One of Canada’s top interior designers got her start rearranging furniture in her parents’ house in Ashby.
Debbie Evans of Whistler Interior Design Ltd. in British Columbia has been creating custom-designed houses for international clients for over 20 years. She has won numerous provincial and national awards from the Canadian Home Builders’ Association, was one of two designers to work on the Vancouver 2010 Olympics athletes’ village, and will be featured in a second coffee table book of the country’s top designers this fall.
“When I was growing up, I used to re-arrange the whole house,” Evans said. “So in high school, when I was trying to figure out what I wanted to do, my mother said, ‘You should be a decorator.’”
She graduated from Sydney Academy in 1986, and with that encouragement from her mother Ann, found a program at Algonquin College in Ottawa.
But she quickly realized there was more to interior design than decorating.
“I found this whole other life of architecture and construction that wasn’t decorating at all, and I loved it,” Evans said.
Her father, Paul, a commercial electrician, took a natural interest in her work.
“I’d come home and need school supplies and he’d take me to Canadian Tire for tape measures and glue sticks. It’s like I became the son he never had,” said Evans, who has two sisters.
She completed the Advanced Interior Design program in 1991, when there were few women on construction sites.
“I was involved in some of the more technical aspects of project management and having a young woman come in and start telling people what to do, some people didn’t like that. They wouldn’t take me seriously,” she said.
Undeterred, Evans founded Whistler Interior Design Ltd. in 1996, and a second business, Northface Kitchens & Bath, in 2006. She has earned Registered Interior Designer (RID) and Certified Master Kitchen and Bath Design (CMKBD) professional designations.
Evans said she has many international clients simply because they came to her. Globetrotting financial executives with homes around the world fly in to drop the family off in Whistler for skiing while they continue on to New York or London for business.
“They’re always flying into Whistler,” she said. “I have a client who’s a baron in Scotland and he has five or six homes. His other designer works for Mick Jagger.”
Having such a client base creates some unique opportunities. She once completed a custom-designed home in the Cayman Islands without ever leaving her Whistler, B.C. office. The $2-million project took three months to complete and was coordinated entirely online, with everything in the house shipped to the Caribbean through Miami.

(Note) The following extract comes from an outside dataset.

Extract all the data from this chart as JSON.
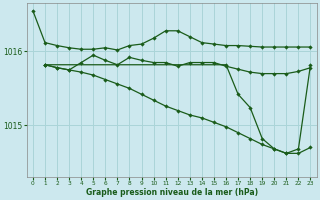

“We’ve set up ways to work through the Internet,” Evans said. “Clients are able to log in to view and approve all their specs online.”
Being at the forefront of online technology has created flexibility in both projects and staffing.
“I have two people in PEI who have been working for me for six years, and we’re about to hire someone from the Philippines,” she said. “Everything is online. We all log in and work through the Internet.”
Evans recently received Built Green certification from the Canadian Home Builders’ Association. In addition to lower energy consumption, Evans said building green also means creating ways to reuse materials. Perfectly good televisions, furniture and other items clients sometimes dispose of during renovations are donated to women’s shelters and schools.
The athletes’ village at the Vancouver 2010 Olympics was designed with minimal waste in mind, so the buildings could be renovated quickly and sold locally as townhouses.
This fall, Evans will participate in her fourth trade mission to Italy, where she meets artisans, tours manufacturing facilities and returns with new product options she can offer her clients.
Like many who have left Cape Breton, Evans said she thinks about returning. She is considering land in Dundee and could enjoy extended visits back home by working online.
“They say our biggest export is brains, but people who move away have a connection that draws them back, and you don’t get that everywhere. There’s something really special about it. We just grow up well and happy and with that connection to home.”